I was in a church at Ibadan, Nigeria, last Sunday. A good service overall, parts of which makes me rather nostalgic. Yet I was struck by some of the things the pastor was saying in a church that, when I was in the university, had a reputation of attracting serious-minded disciples who engaged the scriptures vigorously with their minds and souls. It was, for good measure, a church of professors, many of them occupying the highest offices in their respective faculties and departments. There I was, and the pastor, among others, declared almost by fiat that there was “no therapy for depression”. I am sure there were a few professors of clinical psychology and psychiatry in that congregation, and I wonder whether their voices could also be heard among the choruses of “amen”! There were also talks of witches flying by night, and an anecdotal reference to a man coming out of his house one day to find a dead bird fallen at his front door, a sign, the pastor said, that another witch had come to her sad end. It is one thing to assert the limitations of medical science, to which all scientists agree, but it is quite another to outrightly deny its efficacy, however limited. But I am almost certain that no clinical psychologist in the audience will be having a conversation about the sermon with the pastor afterwards. You could sense a palpable fear of being thrown out, metaphorically speaking. That fear is keeping everyone in check.
The thing is: that sermon was almost unthinkable 28/29 years ago, when I was a student at the university and attended the church more than a few times. And yet we had pastors and leaders then who took their roles seriously and engaged diligently and deeply with the Scriptures. We drew from their wells of wisdom, not by means of a “yes daddy” posture, but in the Berean spirit of diligent inquiry humble seeking, unfettered by self-appointed “daddies” holding close the gates of knowledge, much like the pharisees. The Sunday School was, and remains, my favourite part of a Sunday service. I always relish the opportunities to ask questions, not merely for intellectual enrichment, but mainly for spiritual edification. And our leaders were generous in giving, and humble in receiving from us younger folks.

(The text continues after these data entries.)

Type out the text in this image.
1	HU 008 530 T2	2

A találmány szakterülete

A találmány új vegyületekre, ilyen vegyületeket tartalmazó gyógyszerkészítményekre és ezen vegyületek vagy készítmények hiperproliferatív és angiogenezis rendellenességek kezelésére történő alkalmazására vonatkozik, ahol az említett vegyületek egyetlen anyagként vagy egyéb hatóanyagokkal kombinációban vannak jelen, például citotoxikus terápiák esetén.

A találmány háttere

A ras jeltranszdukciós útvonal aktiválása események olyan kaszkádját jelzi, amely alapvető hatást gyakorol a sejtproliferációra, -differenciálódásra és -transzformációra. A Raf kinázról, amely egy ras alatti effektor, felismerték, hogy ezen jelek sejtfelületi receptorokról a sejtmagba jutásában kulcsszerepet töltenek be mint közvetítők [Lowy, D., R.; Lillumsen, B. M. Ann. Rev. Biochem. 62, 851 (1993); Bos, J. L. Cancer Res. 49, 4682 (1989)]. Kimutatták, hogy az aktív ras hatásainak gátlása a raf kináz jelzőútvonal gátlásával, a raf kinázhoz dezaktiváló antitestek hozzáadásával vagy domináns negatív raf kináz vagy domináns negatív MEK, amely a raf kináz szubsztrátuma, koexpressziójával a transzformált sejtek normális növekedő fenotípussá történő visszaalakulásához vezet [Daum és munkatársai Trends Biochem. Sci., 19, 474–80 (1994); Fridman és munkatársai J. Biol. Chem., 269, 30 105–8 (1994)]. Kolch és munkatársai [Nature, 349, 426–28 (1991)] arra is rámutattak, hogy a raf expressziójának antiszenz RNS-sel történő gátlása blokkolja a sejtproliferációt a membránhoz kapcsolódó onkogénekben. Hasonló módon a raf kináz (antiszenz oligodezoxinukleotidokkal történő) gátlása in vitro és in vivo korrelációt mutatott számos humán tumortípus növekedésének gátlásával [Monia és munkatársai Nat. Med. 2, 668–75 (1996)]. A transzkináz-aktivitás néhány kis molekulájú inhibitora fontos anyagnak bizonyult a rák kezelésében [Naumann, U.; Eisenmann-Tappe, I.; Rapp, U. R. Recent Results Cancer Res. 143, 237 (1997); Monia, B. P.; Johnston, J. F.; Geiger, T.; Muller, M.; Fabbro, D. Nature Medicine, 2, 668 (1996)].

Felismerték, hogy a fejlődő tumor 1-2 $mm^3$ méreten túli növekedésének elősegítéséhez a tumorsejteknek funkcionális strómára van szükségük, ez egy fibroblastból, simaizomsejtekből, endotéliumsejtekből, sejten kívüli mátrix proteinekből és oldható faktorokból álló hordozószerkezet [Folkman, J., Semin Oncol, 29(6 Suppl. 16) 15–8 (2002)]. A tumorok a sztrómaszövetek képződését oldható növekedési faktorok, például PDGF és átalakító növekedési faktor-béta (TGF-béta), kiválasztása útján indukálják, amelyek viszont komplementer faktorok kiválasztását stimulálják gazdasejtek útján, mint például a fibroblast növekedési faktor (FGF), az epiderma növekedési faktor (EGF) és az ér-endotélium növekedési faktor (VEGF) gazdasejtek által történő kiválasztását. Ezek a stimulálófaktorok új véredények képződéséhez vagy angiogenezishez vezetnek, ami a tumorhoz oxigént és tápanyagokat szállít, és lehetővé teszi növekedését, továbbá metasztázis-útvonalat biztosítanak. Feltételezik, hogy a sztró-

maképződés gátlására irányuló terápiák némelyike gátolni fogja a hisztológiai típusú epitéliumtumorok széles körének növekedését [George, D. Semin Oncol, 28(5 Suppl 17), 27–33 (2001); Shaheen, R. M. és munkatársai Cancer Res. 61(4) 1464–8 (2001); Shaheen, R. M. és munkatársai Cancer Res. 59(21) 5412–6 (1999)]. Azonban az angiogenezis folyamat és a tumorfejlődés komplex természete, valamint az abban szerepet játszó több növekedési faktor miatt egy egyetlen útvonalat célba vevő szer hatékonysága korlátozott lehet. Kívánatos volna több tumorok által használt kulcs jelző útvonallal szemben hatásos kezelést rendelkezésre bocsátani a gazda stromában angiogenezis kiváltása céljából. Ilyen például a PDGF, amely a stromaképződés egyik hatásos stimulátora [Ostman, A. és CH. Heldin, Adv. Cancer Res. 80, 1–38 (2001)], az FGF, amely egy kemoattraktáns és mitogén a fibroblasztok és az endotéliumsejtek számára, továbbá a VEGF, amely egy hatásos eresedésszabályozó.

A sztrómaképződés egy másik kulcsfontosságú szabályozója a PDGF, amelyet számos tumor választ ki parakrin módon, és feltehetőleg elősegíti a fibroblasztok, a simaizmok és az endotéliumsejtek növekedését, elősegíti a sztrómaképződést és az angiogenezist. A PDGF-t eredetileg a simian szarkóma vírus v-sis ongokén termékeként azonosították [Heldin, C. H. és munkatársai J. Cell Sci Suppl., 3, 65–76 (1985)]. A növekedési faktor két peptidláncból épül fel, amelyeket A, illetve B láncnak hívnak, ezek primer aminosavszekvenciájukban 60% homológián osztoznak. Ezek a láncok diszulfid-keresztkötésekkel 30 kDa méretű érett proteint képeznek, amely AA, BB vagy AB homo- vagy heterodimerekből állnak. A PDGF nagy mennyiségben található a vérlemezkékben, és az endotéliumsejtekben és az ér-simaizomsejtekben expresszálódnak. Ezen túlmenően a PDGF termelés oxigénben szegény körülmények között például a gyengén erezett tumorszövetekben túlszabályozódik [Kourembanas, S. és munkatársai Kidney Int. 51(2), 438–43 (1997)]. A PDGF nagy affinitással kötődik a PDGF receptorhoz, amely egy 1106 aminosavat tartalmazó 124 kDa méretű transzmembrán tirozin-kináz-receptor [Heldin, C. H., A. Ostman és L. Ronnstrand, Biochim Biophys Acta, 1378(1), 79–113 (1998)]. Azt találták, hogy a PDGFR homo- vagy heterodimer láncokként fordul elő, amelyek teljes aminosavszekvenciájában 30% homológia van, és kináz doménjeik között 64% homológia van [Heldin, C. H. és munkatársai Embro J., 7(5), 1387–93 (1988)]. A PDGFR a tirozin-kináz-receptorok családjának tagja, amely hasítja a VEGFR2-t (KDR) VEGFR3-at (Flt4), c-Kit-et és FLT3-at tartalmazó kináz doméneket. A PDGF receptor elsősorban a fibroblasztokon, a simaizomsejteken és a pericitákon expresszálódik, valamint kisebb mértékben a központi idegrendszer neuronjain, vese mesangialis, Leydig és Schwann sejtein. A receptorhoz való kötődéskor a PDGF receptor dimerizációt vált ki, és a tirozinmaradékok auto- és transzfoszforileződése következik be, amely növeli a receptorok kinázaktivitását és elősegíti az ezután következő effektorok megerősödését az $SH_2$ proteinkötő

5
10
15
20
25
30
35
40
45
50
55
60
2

“Yes Daddy” is a destructive cultural phenomenon that needs to be stopped in its tracks by well-meaning citizens, starting with diligent disciples in the church pews. For the health of the Church, and for the good of society, please. Spiritual fatherhood is not a title for ostentation and self-glorification; it is a responsibility that must be undertaken with humility and allegiance to the one Master of all – the Lord himself. And it is the one reason why the Lord warns: “do not call anyone on earth ‘father,’ for you have one Father, and he is in heaven” (Matthew 23:9). It is not a denouncement of biological parents, but a repudiation of a “yes daddy” mentality that hampers spiritual growth, stifles intellectual freedom and retards cultural progress.
- Dr Kolade is an Associate Professor in Strategic Management with the Leicester Castle Business School, Leicester United Kingdom, where he also chairs the African Entrepreneurship Cluster.